On 28 April 2022, the Prudential Regulation Authority (PRA) published a speech by David Bailey (Executive Director, UK Deposit Takers Supervision) entitled ‘Operational Resilience: Next steps on the PRA’s supervisory roadmap’.

In his speech Mr Bailey focuses on operational resilience which is one of the PRA’s highest supervisory priorities at the moment. It has been just over 12 months since the PRA’s operational resilience policy was published. Since then firms have been working towards the end of March deadline that recently passed to identify their Important Business Services (IBS), set impact tolerances, and start mapping and testing to ensure they can remain within those impact tolerances.

Specifically Mr Bailey:

  • Provides a brief recap of the PRA’s operational resilience policy, including its expectations of firms and the links to other key policy areas such as outsourcing and critical third parties.
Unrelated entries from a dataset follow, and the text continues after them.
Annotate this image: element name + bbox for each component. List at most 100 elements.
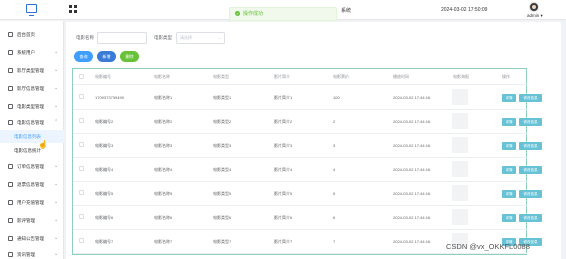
sidebar-item-label: 资讯管理 xyxy=(17,252,35,257)
edit-button[interactable]: 修改信息 xyxy=(519,94,542,102)
cell-id: 电影编号7 xyxy=(95,239,114,244)
chevron-down-icon: ⌄ xyxy=(54,163,59,169)
sidebar-item-refunds[interactable]: 退票信息管理 ⌄ xyxy=(0,176,64,194)
chevron-up-icon: ⌃ xyxy=(54,119,59,125)
table-row: 1709373739490 电影名称1 电影类型1 影片简介1 100 2024-03-0… xyxy=(73,86,542,110)
poster-thumbnail[interactable] xyxy=(452,185,468,201)
cell-name: 电影名称6 xyxy=(154,215,173,220)
table-row: 电影编号5 电影名称5 电影类型5 影片简介5 5 2024-03-02 17:44:16… xyxy=(73,182,542,206)
sidebar-item-orders[interactable]: 订单信息管理 ⌄ xyxy=(0,158,64,176)
detail-button[interactable]: 详情 xyxy=(502,214,516,222)
cell-id: 电影编号6 xyxy=(95,215,114,220)
username-dropdown[interactable]: admin ▾ xyxy=(527,13,543,19)
cell-id: 电影编号2 xyxy=(95,119,114,124)
cell-id: 电影编号4 xyxy=(95,167,114,172)
row-checkbox[interactable] xyxy=(79,166,84,171)
cell-type: 电影类型5 xyxy=(213,191,232,196)
sidebar-item-reviews[interactable]: 影评管理 ⌄ xyxy=(0,212,64,230)
poster-thumbnail[interactable] xyxy=(452,209,468,225)
detail-button[interactable]: 详情 xyxy=(502,190,516,198)
edit-button[interactable]: 修改信息 xyxy=(519,142,542,150)
detail-button[interactable]: 详情 xyxy=(502,166,516,174)
cell-intro: 影片简介2 xyxy=(274,119,293,124)
cell-time: 2024-03-02 17:44:16 xyxy=(393,95,431,100)
chevron-down-icon: ⌄ xyxy=(54,181,59,187)
user-icon xyxy=(8,50,13,55)
folder-icon xyxy=(8,236,13,241)
col-header-actions: 操作 xyxy=(502,74,510,79)
col-header-time: 播放时间 xyxy=(393,74,409,79)
detail-button[interactable]: 详情 xyxy=(502,94,516,102)
sidebar-item-label: 用户充值管理 xyxy=(17,200,44,205)
poster-thumbnail[interactable] xyxy=(452,137,468,153)
detail-button[interactable]: 详情 xyxy=(502,142,516,150)
row-checkbox[interactable] xyxy=(79,142,84,147)
movie-name-label: 电影名称 xyxy=(76,35,94,40)
row-checkbox[interactable] xyxy=(79,214,84,219)
col-header-poster: 电影海报 xyxy=(453,74,469,79)
cell-price: 6 xyxy=(333,215,336,220)
cell-time: 2024-03-02 17:44:16 xyxy=(393,215,431,220)
sidebar-item-label: 订单信息管理 xyxy=(17,164,44,169)
edit-button[interactable]: 修改信息 xyxy=(519,214,542,222)
success-toast: ✓ 操作成功 xyxy=(229,7,337,21)
add-button[interactable]: 新增 xyxy=(97,51,116,62)
cell-name: 电影名称2 xyxy=(154,119,173,124)
home-icon xyxy=(8,32,13,37)
chevron-down-icon: ⌄ xyxy=(54,103,59,109)
cell-price: 2 xyxy=(333,119,336,124)
row-checkbox[interactable] xyxy=(79,94,84,99)
chevron-down-icon: ⌄ xyxy=(54,85,59,91)
sidebar-item-label: 影厅类型管理 xyxy=(17,68,44,73)
cell-name: 电影名称5 xyxy=(154,191,173,196)
folder-icon xyxy=(8,86,13,91)
folder-icon xyxy=(8,120,13,125)
grid-menu-icon[interactable] xyxy=(69,5,77,13)
poster-thumbnail[interactable] xyxy=(452,113,468,129)
poster-thumbnail[interactable] xyxy=(452,161,468,177)
sidebar-item-label: 电影信息管理 xyxy=(17,120,44,125)
sidebar-item-hall-type[interactable]: 影厅类型管理 ⌄ xyxy=(0,62,64,80)
sidebar-subitem-movie-stats[interactable]: 电影信息统计 xyxy=(0,144,64,157)
delete-button[interactable]: 删除 xyxy=(120,51,139,62)
row-checkbox[interactable] xyxy=(79,118,84,123)
sidebar-item-label: 退票信息管理 xyxy=(17,182,44,187)
row-checkbox[interactable] xyxy=(79,190,84,195)
cell-id: 电影编号3 xyxy=(95,143,114,148)
current-datetime: 2024-03-02 17:50:09 xyxy=(441,7,488,13)
movie-table: 电影编号 电影名称 电影类型 影片简介 电影票价 播放时间 电影海报 操作 17… xyxy=(72,68,542,255)
sidebar-item-recharge[interactable]: 用户充值管理 ⌄ xyxy=(0,194,64,212)
system-name: 系统 xyxy=(341,8,352,14)
select-all-checkbox[interactable] xyxy=(79,74,84,79)
cell-name: 电影名称1 xyxy=(154,95,173,100)
row-checkbox[interactable] xyxy=(79,238,84,243)
movie-type-select[interactable]: 请选择 ⌄ xyxy=(176,32,225,44)
avatar[interactable] xyxy=(529,2,539,12)
folder-icon xyxy=(8,68,13,73)
edit-button[interactable]: 修改信息 xyxy=(519,190,542,198)
movie-name-input[interactable] xyxy=(97,32,147,44)
sidebar-item-label: 电影类型管理 xyxy=(17,104,44,109)
detail-button[interactable]: 详情 xyxy=(502,118,516,126)
cell-price: 100 xyxy=(333,95,340,100)
sidebar-item-label: 影评管理 xyxy=(17,218,35,223)
cell-intro: 影片简介5 xyxy=(274,191,293,196)
cell-id: 1709373739490 xyxy=(95,95,124,100)
cell-price: 4 xyxy=(333,167,336,172)
cell-name: 电影名称7 xyxy=(154,239,173,244)
sidebar-item-news[interactable]: 资讯管理 ⌄ xyxy=(0,246,64,259)
sidebar-item-system-users[interactable]: 系统用户 ⌄ xyxy=(0,44,64,62)
cell-price: 5 xyxy=(333,191,336,196)
search-button[interactable]: 查询 xyxy=(74,51,93,62)
cell-time: 2024-03-02 17:44:16 xyxy=(393,239,431,244)
poster-thumbnail[interactable] xyxy=(452,89,468,105)
cell-intro: 影片简介4 xyxy=(274,167,293,172)
sidebar-item-home[interactable]: 后台首页 xyxy=(0,26,64,44)
sidebar-subitem-movie-list[interactable]: 电影信息列表 xyxy=(0,130,64,143)
table-row: 电影编号2 电影名称2 电影类型2 影片简介2 2 2024-03-02 17:44:16… xyxy=(73,110,542,134)
edit-button[interactable]: 修改信息 xyxy=(519,118,542,126)
cell-intro: 影片简介7 xyxy=(274,239,293,244)
cell-price: 3 xyxy=(333,143,336,148)
sidebar-item-hall-info[interactable]: 影厅信息管理 ⌄ xyxy=(0,80,64,98)
edit-button[interactable]: 修改信息 xyxy=(519,166,542,174)
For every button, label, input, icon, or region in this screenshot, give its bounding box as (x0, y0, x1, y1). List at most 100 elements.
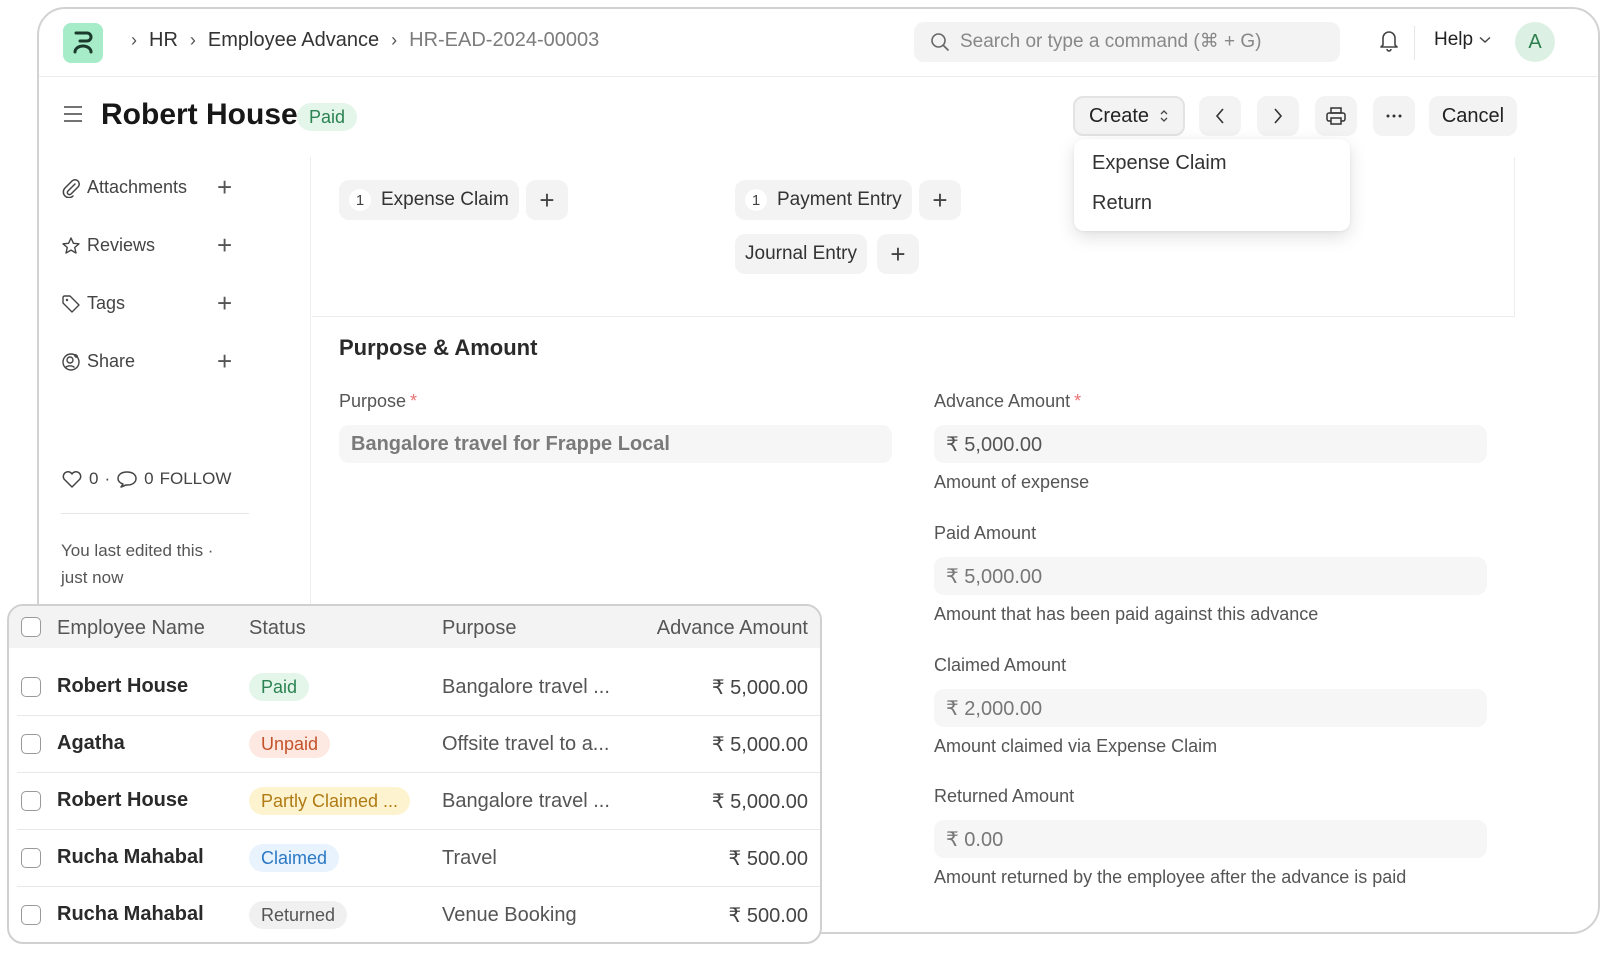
row-checkbox[interactable] (21, 677, 41, 697)
claimed-amount-field[interactable] (934, 689, 1487, 727)
column-header-employee-name[interactable]: Employee Name (57, 617, 205, 640)
printer-icon (1326, 107, 1346, 125)
ellipsis-icon (1386, 114, 1402, 118)
breadcrumb-hr[interactable]: HR (149, 29, 178, 52)
purpose-cell: Bangalore travel ... (442, 790, 610, 812)
add-journal-entry-button[interactable]: + (877, 234, 919, 274)
next-document-button[interactable] (1257, 96, 1299, 136)
comment-icon[interactable] (116, 469, 138, 489)
page-header: Robert House Paid Create Cancel (39, 77, 1598, 157)
column-header-status[interactable]: Status (249, 617, 306, 640)
table-row[interactable]: Robert House Paid Bangalore travel ... ₹ 5,… (9, 659, 820, 716)
chevron-up-down-icon (1160, 110, 1168, 122)
advance-amount-label: Advance Amount * (934, 391, 1081, 412)
notifications-button[interactable] (1377, 27, 1401, 58)
create-label: Create (1088, 104, 1150, 127)
sidebar-item-label: Attachments (87, 177, 188, 197)
add-payment-entry-button[interactable]: + (919, 180, 961, 220)
advance-amount-field[interactable] (934, 425, 1487, 463)
sidebar-item-attachments[interactable]: Attachments + (61, 172, 251, 202)
connection-count: 1 (349, 189, 371, 211)
employee-advance-list: Employee Name Status Purpose Advance Amo… (7, 604, 822, 944)
connection-label: Expense Claim (381, 189, 509, 210)
add-tag-button[interactable]: + (217, 288, 232, 319)
employee-name[interactable]: Rucha Mahabal (57, 903, 204, 926)
tag-icon (62, 294, 80, 313)
more-actions-button[interactable] (1373, 96, 1415, 136)
sidebar-item-label: Tags (87, 293, 126, 313)
previous-document-button[interactable] (1199, 96, 1241, 136)
purpose-label-text: Purpose (339, 391, 407, 411)
purpose-field[interactable] (339, 425, 892, 463)
page-title: Robert House (101, 98, 298, 131)
last-edited-text: You last edited this · (61, 541, 214, 560)
follow-button[interactable]: FOLLOW (160, 469, 232, 489)
add-review-button[interactable]: + (217, 230, 232, 261)
sidebar-item-label: Reviews (87, 235, 156, 255)
advance-amount-cell: ₹ 5,000.00 (711, 677, 808, 699)
add-expense-claim-button[interactable]: + (526, 180, 568, 220)
status-badge: Returned (249, 901, 348, 929)
sidebar-item-reviews[interactable]: Reviews + (61, 230, 251, 260)
app-logo[interactable] (63, 23, 103, 63)
required-indicator: * (1074, 391, 1082, 411)
menu-item-return[interactable]: Return (1074, 187, 1350, 227)
employee-name[interactable]: Agatha (57, 732, 125, 755)
row-checkbox[interactable] (21, 734, 41, 754)
chevron-left-icon (1215, 108, 1224, 124)
row-checkbox[interactable] (21, 791, 41, 811)
divider (1414, 26, 1415, 60)
connection-payment-entry[interactable]: 1 Payment Entry (735, 180, 912, 220)
chevron-right-icon (1274, 108, 1283, 124)
table-row[interactable]: Rucha Mahabal Claimed Travel ₹ 500.00 (9, 830, 820, 887)
advance-amount-cell: ₹ 500.00 (728, 905, 808, 927)
sidebar-item-share[interactable]: Share + (61, 346, 251, 376)
menu-item-expense-claim[interactable]: Expense Claim (1074, 147, 1350, 187)
row-checkbox[interactable] (21, 905, 41, 925)
column-header-purpose[interactable]: Purpose (442, 617, 517, 640)
breadcrumb-employee-advance[interactable]: Employee Advance (208, 29, 379, 52)
employee-name[interactable]: Rucha Mahabal (57, 846, 204, 869)
add-attachment-button[interactable]: + (217, 172, 232, 203)
bell-icon (1380, 31, 1398, 52)
sidebar-toggle[interactable] (63, 105, 83, 128)
search-bar[interactable] (914, 22, 1340, 62)
sidebar-item-tags[interactable]: Tags + (61, 288, 251, 318)
table-row[interactable]: Rucha Mahabal Returned Venue Booking ₹ 500.… (9, 887, 820, 942)
help-menu[interactable]: Help (1434, 29, 1491, 51)
status-badge: Paid (297, 103, 358, 131)
returned-amount-field[interactable] (934, 820, 1487, 858)
social-stats: 0 · 0 FOLLOW (61, 469, 231, 489)
row-checkbox[interactable] (21, 848, 41, 868)
likes-count: 0 (89, 469, 99, 488)
purpose-cell: Venue Booking (442, 904, 577, 926)
create-button[interactable]: Create (1073, 96, 1185, 136)
select-all-checkbox[interactable] (21, 617, 41, 637)
employee-name[interactable]: Robert House (57, 675, 188, 698)
required-indicator: * (410, 391, 418, 411)
breadcrumb-document[interactable]: HR-EAD-2024-00003 (409, 29, 599, 52)
comments-count: 0 (144, 469, 154, 488)
connection-label: Journal Entry (745, 243, 857, 264)
connection-expense-claim[interactable]: 1 Expense Claim (339, 180, 519, 220)
table-row[interactable]: Robert House Partly Claimed ... Bangalore … (9, 773, 820, 830)
column-header-advance-amount[interactable]: Advance Amount (657, 617, 808, 640)
user-avatar[interactable]: A (1515, 22, 1555, 62)
employee-name[interactable]: Robert House (57, 789, 188, 812)
heart-icon[interactable] (61, 469, 83, 489)
print-button[interactable] (1315, 96, 1357, 136)
advance-amount-cell: ₹ 5,000.00 (711, 734, 808, 756)
menu-icon (64, 106, 82, 122)
advance-amount-cell: ₹ 500.00 (728, 848, 808, 870)
section-title: Purpose & Amount (339, 335, 538, 360)
frappe-logo-icon (73, 31, 93, 54)
chevron-right-icon: › (391, 30, 398, 50)
table-row[interactable]: Agatha Unpaid Offsite travel to a... ₹ 5,00… (9, 716, 820, 773)
connection-journal-entry[interactable]: Journal Entry (735, 234, 867, 274)
cancel-button[interactable]: Cancel (1429, 96, 1517, 136)
list-header: Employee Name Status Purpose Advance Amo… (9, 606, 820, 648)
paid-amount-label: Paid Amount (934, 523, 1037, 543)
search-input[interactable] (960, 31, 1320, 53)
paid-amount-field[interactable] (934, 557, 1487, 595)
add-share-button[interactable]: + (217, 346, 232, 377)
Mr Bailey covers three particular policy expectations – IBS, impact tolerances and mapping and testing.
  • Shares some of the PRA’s initial assessments of firms’ progress based on its supervisory work on UK banks and building societies so far. Given that it is less than a month since the PRA received initial responses from firms, Mr Bailey’s observations are preliminary, although there are some important themes that are already emerging from the PRA’s review of the board-approved lists of IBS. On IBS, the PRA’s current view is that firms have generally made positive progress against its expectations for identifying these services. Firms have taken a wide variety of approaches to the granularity with which they have identified their IBS. As the PRA continues its supervisory work it will be asking firms to clarify how they have incorporated the key points of the policy that make clear that IBS should: (i) deliver a specific outcome or service to an identifiable external user. This means if it’s more than one outcome, or the user cannot be identified, then the granularity is too high; (ii) be granular enough that they are distinguished from business lines which are a collection of services; (iii) be at a level where one impact tolerance per regulatory objective can be set; (iv) not be at the level of internal services (where the granularity would be too low); and (v) be at a level where boards can make prioritisation and investment decisions. The PRA has also noted that the granularity with which firms defined their IBS impacted the tolerances they then defined. Mr Bailey states that the range of impact tolerances that have been submitted for payments-related IBS seems “surprisingly wide”.
  • Cover what is coming up next in the PRA’s operational resilience roadmap including its expectations around what firms should be doing, and the supervisory steps the PRA will be taking. The PRA expects firms to proactively develop and progress their approaches to mapping and testing as they approach the end of March 2025 when all aspects of the policy should be fully implemented.